Just over a year ago, a Triangle reporter stood beside dozens of Philadelphians mourning the 49 individuals gunned down at the Pulse nightclub shooting. At the time, that was the deadliest mass shooting in the US since 1949.
Oct. 3, that same reporter attended the vigil for the victims of the Oct. 1 shooting in Las Vegas, which, with 59 fatalities, has now surpassed the Pulse tragedy for deadliest mass shooting. Over 500 are reported injured.
We, like so many, are brokenhearted. We are outraged, devastated and appalled. Perhaps the greatest tragedy of all is that we are approaching a point where we are no longer surprised. These earth-shattering events, which should not even occur once in a lifetime, are accelerating dangerously close to once a year.
We don’t have a solution. We hope that there will be one — whether it comes in the form of gun control, mental health awareness, security measures or some combination of the three — but we don’t pretend to know what it is. We pray, for the sake of our families, our friends, and the strangers whose lives we still cherish as human, that it is discovered soon.
In the absence of an answer, here is what we do have, and what little we can do.
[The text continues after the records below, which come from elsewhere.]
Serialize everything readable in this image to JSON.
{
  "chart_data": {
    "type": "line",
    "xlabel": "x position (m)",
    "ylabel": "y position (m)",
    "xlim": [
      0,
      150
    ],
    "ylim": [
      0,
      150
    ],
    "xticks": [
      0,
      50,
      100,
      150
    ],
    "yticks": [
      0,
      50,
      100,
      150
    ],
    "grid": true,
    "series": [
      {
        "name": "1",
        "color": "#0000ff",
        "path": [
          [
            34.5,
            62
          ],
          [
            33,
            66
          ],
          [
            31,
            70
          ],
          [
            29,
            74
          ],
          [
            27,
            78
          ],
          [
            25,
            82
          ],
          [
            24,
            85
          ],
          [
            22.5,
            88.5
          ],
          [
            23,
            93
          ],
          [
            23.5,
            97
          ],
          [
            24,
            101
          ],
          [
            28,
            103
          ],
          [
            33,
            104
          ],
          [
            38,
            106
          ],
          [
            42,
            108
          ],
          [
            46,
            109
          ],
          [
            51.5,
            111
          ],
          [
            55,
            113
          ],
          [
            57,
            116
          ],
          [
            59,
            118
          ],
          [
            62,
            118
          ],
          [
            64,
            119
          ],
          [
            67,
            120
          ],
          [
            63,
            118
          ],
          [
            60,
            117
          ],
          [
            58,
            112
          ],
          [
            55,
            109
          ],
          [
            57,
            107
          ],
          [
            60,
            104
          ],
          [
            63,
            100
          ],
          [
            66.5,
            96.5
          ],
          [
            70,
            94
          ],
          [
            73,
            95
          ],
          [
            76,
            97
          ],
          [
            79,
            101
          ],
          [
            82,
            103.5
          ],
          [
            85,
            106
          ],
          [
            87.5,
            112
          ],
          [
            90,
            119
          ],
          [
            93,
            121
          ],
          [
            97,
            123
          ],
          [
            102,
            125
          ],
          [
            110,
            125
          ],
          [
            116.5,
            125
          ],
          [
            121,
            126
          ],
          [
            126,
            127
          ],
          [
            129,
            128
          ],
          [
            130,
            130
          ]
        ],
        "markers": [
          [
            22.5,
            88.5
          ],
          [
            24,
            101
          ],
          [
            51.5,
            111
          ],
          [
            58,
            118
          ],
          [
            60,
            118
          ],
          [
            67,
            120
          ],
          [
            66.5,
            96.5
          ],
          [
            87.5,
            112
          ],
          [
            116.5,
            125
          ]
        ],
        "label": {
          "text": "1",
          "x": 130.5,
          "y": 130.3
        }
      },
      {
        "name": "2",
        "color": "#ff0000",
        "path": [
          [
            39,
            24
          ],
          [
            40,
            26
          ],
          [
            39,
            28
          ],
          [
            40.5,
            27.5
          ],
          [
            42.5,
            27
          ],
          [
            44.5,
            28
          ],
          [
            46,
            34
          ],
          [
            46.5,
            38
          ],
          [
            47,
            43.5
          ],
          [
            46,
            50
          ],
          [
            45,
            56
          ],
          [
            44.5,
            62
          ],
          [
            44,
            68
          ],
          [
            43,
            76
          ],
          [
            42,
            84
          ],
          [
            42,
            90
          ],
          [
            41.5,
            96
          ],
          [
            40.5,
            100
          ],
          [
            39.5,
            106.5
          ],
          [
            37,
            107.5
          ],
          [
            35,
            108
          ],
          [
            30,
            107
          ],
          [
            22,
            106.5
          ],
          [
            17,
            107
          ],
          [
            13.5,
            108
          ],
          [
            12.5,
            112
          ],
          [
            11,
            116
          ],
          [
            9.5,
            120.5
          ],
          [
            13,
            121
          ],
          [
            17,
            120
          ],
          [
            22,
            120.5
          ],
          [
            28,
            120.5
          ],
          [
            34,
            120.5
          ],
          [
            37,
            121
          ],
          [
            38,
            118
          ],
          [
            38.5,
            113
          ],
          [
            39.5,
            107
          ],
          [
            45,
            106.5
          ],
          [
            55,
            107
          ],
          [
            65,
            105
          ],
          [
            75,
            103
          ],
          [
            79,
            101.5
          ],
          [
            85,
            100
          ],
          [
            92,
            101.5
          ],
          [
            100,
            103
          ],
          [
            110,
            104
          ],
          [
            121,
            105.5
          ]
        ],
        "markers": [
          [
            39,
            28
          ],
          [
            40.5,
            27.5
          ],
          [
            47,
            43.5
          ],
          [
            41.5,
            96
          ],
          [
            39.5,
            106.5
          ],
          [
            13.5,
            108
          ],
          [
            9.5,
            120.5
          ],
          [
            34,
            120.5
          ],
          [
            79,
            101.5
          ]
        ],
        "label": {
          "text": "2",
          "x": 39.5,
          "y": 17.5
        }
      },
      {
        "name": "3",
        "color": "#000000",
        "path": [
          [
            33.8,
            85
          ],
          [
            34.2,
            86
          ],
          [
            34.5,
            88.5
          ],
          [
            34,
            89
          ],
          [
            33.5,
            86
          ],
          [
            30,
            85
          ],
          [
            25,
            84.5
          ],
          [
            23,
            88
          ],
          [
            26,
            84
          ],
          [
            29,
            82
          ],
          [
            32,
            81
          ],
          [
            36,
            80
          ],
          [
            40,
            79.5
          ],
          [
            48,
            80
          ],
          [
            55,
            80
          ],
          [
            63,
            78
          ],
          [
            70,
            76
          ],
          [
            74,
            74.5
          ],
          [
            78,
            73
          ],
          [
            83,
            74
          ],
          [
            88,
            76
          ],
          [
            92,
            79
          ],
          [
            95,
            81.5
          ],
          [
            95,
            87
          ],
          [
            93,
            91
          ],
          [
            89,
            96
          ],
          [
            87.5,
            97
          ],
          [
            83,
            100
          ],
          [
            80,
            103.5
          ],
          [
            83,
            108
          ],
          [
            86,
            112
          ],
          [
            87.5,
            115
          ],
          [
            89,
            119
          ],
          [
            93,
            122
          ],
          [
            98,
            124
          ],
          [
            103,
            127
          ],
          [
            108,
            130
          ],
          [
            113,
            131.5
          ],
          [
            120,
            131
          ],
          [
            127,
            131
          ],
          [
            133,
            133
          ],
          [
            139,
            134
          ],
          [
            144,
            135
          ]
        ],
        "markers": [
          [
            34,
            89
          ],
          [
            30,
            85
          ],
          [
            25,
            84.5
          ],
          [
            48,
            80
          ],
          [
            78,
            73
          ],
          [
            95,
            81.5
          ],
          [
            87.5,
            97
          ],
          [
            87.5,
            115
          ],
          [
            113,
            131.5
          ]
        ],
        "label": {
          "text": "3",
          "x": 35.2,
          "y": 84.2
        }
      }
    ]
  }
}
Among many other emotions, we are plagued by feelings of helplessness. But thousands of small gestures are not futile. Give blood, if you’re able. Donate what you can. Be generous with empathy.
Take solace in the goodwill that remains despite the horror. Amid gunfire, strangers threw themselves on top of others to serve as protection. One man’s ammunition cannot eliminate the purity of that altruism.
Be the best possible version of yourself, every second of every day, as we are learning how precious those seconds are. Recognize the things you admire in others, like the number of citizen heroes at the Las Vegas shooting, and find ways to emulate those strengths. Be brave, and be loving, to the best that you can.
We hope in earnest that the incident in Las Vegas marks the end of mass shootings, while knowing full well that there will likely be more. As Philadelphia mourns, our reporters will stand alongside them. We will continue to be devastated. And we will continue to hope.